Country music boasts a long tradition of rich, contradictory gender dynamics, creating a world where Kitty Wells could play the demure housewife and the honky-tonk angel simultaneously, Dolly Parton could move from traditionalist "girl singer" to outspoken trans rights advocate, and current radio playlists can alternate between the reckless masculinity of bro-country and the adolescent girlishness of Taylor Swift. In this follow-up volume to A Boy Named Sue, some of the leading authors in the field of country music studies reexamine the place of gender in country music, considering the ways country artists and listeners have negotiated gender and sexuality through their music and how gender has shaped the way that music is made and heard.
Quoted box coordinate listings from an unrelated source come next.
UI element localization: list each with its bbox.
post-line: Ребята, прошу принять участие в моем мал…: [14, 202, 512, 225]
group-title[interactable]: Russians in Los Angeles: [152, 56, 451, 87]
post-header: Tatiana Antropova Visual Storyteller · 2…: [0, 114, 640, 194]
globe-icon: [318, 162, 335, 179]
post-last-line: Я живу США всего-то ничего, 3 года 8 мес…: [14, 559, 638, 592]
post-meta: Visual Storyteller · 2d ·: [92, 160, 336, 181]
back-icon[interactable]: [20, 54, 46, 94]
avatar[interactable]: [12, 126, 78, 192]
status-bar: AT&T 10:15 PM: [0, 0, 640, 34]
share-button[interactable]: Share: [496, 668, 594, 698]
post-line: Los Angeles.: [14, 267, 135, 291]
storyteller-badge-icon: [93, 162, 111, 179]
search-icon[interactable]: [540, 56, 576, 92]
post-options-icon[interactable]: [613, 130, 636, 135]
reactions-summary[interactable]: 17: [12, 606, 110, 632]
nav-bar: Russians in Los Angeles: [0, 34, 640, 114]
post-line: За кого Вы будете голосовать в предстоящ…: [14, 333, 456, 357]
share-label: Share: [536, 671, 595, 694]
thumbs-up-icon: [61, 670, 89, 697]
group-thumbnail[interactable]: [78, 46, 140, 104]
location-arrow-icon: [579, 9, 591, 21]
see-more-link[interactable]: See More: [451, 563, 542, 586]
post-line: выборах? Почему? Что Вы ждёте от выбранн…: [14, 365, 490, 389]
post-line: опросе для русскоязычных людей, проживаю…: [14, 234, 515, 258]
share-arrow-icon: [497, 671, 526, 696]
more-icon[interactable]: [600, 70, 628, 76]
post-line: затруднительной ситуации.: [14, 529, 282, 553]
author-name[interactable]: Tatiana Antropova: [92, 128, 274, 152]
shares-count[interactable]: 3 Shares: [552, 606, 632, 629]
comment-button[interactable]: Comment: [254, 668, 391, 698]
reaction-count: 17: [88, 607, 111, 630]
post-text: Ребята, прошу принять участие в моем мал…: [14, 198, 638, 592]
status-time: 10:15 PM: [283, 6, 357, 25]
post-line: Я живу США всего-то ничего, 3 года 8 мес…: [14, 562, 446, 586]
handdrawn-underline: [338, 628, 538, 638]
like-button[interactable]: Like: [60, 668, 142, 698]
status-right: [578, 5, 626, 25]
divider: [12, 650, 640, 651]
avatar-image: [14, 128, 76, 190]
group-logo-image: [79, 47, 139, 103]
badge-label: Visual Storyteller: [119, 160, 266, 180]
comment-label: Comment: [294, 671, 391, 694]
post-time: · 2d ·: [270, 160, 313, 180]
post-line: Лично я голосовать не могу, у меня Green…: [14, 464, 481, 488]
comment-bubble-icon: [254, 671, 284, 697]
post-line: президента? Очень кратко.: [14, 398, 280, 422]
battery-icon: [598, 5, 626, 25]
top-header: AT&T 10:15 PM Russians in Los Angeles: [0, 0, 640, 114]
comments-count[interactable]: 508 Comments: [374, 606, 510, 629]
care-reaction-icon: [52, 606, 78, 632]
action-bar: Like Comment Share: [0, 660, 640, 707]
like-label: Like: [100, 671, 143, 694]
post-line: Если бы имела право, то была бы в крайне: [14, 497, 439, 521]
In addition to shedding new light on such legends as Wells, Parton, Loretta Lynn, and Charley Pride, it traces more recent shifts in gender politics through the performances of such contemporary luminaries as Swift, Gretchen Wilson, and Blake Shelton. The book also explores the intersections of gender, race, class, and nationality in a host of less expected contexts, including the prisons of WWII-era Texas, where the members of the Goree All-Girl String Band became the unlikeliest of radio stars; the studios and offices of Plantation Records, where Jeannie C. Riley and Linda Martell challenged the social hierarchies of a changing South in the 1960s; and the burgeoning cities of present-day Brazil, where "college country" has become one way of negotiating masculinity in an age of economic and social instability.